Ainda, em 1984, a antologia “Tesouros da Poesia Portuguesa”, editada pela Verbo, dedicou merecida atenção a Roberto de Mesquita, acolhendo nas suas páginas os poemas “Ar de Dia Santo”, “Ar de Inverno” e “Às Grades da Prisão”.
Anteriormente, já o nosso ilustre poeta florense Pedro da Silveira, na sua “Antologia de Poesia Açoriana – do século XVIII a 1975”, insere a biografia e alguns dos poemas de Roberto de Mesquita.
Finalmente, gostaria ainda de deixar aqui um dos seus poemas. Neste seu 150º. aniversário, a minha escolha e a minha homenagem recai no soneto “Exilado”.
EXILADO
Quando a luz vesperal afrouxa no Ocidente,
Pondo saudosos tons na tarde de veludo,
E a mística emoção que transparece em tudo
Tem eco no vibrar dum ângelus plangente.
Para o que em terra estranha evoca o lar ausente
Torna-se o exílio então mais opressivo e rudo,
E no seu coração como um espinho agudo,
Crava-se a nostalgia, agora mais pungente.

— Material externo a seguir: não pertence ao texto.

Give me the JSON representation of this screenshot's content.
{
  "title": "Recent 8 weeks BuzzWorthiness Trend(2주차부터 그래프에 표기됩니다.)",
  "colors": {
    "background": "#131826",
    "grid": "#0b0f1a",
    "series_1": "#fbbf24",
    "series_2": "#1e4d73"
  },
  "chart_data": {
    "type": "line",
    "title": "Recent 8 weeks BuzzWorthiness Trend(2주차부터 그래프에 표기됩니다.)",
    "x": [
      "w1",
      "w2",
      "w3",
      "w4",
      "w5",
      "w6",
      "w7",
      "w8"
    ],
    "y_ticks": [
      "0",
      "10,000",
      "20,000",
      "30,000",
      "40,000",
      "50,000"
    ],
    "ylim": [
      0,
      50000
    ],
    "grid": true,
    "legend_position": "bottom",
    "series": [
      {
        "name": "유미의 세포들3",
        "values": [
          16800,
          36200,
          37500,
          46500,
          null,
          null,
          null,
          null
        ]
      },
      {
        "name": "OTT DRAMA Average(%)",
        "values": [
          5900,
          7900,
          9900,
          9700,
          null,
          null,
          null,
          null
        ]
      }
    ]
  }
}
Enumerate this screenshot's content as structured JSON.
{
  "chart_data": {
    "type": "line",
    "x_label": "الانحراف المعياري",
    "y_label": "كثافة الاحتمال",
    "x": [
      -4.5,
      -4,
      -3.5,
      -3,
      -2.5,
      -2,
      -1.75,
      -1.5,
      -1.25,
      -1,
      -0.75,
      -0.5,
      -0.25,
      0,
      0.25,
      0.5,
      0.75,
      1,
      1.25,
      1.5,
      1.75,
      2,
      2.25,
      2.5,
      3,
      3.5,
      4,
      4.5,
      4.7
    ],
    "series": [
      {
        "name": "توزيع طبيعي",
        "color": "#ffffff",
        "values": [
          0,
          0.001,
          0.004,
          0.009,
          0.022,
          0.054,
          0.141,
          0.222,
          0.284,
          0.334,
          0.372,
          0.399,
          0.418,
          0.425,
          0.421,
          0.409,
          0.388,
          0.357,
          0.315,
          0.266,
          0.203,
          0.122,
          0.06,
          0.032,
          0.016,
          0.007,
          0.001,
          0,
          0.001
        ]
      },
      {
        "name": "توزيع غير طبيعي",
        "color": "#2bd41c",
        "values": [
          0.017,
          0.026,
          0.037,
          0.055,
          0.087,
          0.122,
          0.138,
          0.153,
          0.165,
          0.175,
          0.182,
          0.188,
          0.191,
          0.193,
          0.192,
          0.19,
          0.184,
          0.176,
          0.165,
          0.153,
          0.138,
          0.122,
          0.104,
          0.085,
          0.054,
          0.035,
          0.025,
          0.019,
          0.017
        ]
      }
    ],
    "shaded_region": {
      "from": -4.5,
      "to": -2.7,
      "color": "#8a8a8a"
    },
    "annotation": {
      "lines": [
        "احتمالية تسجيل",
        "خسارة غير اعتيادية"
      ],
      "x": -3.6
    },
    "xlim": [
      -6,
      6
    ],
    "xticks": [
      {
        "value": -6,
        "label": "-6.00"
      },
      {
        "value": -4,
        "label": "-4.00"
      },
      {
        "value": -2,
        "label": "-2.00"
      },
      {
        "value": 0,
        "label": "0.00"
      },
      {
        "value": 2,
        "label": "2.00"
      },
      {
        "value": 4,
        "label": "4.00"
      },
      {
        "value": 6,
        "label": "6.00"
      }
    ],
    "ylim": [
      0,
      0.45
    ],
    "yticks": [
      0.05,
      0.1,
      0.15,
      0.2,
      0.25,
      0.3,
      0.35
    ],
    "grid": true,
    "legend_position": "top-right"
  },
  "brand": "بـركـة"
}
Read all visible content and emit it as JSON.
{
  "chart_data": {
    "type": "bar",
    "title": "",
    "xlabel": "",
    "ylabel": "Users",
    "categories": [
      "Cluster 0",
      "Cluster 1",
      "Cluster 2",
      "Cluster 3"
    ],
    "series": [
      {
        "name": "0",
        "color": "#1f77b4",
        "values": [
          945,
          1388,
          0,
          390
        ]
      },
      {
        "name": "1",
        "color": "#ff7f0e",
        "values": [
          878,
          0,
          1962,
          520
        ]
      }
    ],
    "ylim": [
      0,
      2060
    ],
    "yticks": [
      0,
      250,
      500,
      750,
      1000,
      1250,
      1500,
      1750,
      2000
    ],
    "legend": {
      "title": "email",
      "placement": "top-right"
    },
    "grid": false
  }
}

Mas ninguém há, como eu, que o seu exílio tenha
Na própria pátria, e sinta essa saudade estranha
Que no meu coração morbidamente avulta
Por vezes, quando à tarde o olhar nos longes ponho:
Saudade de um país mais vago do que um sonho
E que eu nunca hei-de ver, nem sei onde se oculta…
BIBLIOGRAFIA:
“ Florentinos que se distinguiram” de José Arlindo Armas Trigueiro, “O Segredo de Almas Cativas de Manuel Ferreira”, edição da S.R.E.C. de 1983 Jornal “Correio da Horta de 17.7.1984, artigo de Francisco António Gomes , jornal “ A Ilha das Flores de 10.9.1897 e “Almas Cativas e Poemas Dispersos,” Edição (2ª.) da Ática .
António Maria Silva Gonçalves, nasceu na freguesia da Fazenda, concelho de Lajes das Flores a 24 de Abril de 1955, onde reside;
Concluiu o curso geral dos liceus em 1973, ano em que começou a trabalhar na Segurança Social, onde fez carreira;
Ocupou diversos cargos políticos, entre eles: Secretário da Junta Freguesia da Fazenda, Presidente Assembleia Municipal e vereador da Câmara Municipal de Lajes das Flores, presidente do Conselho de Ilha e Deputado Regional pelo círculo das Flores;
Dirigiu e ainda colabora em diversas instituições particulares de solidariedade social;
Coordenou a Revista Municipal de Lajes das Flores, foi subdiretor do Jornal do Ocidente e tem participações dispersas em prosa e poesia na imprensa regional, inclusive no Boletim do Instituto Histórico da Terceira de que é sócio. É autor de “Flores de Outros tempos (da História à Etnografia)” e “Falquejos – textos etnográficos”, dois livros que publicou respetivamente em 2019 e 2020.
Autodidata, são conhecidos ainda alguns trabalhos seus, na música, teatro e ultimamente na pintura.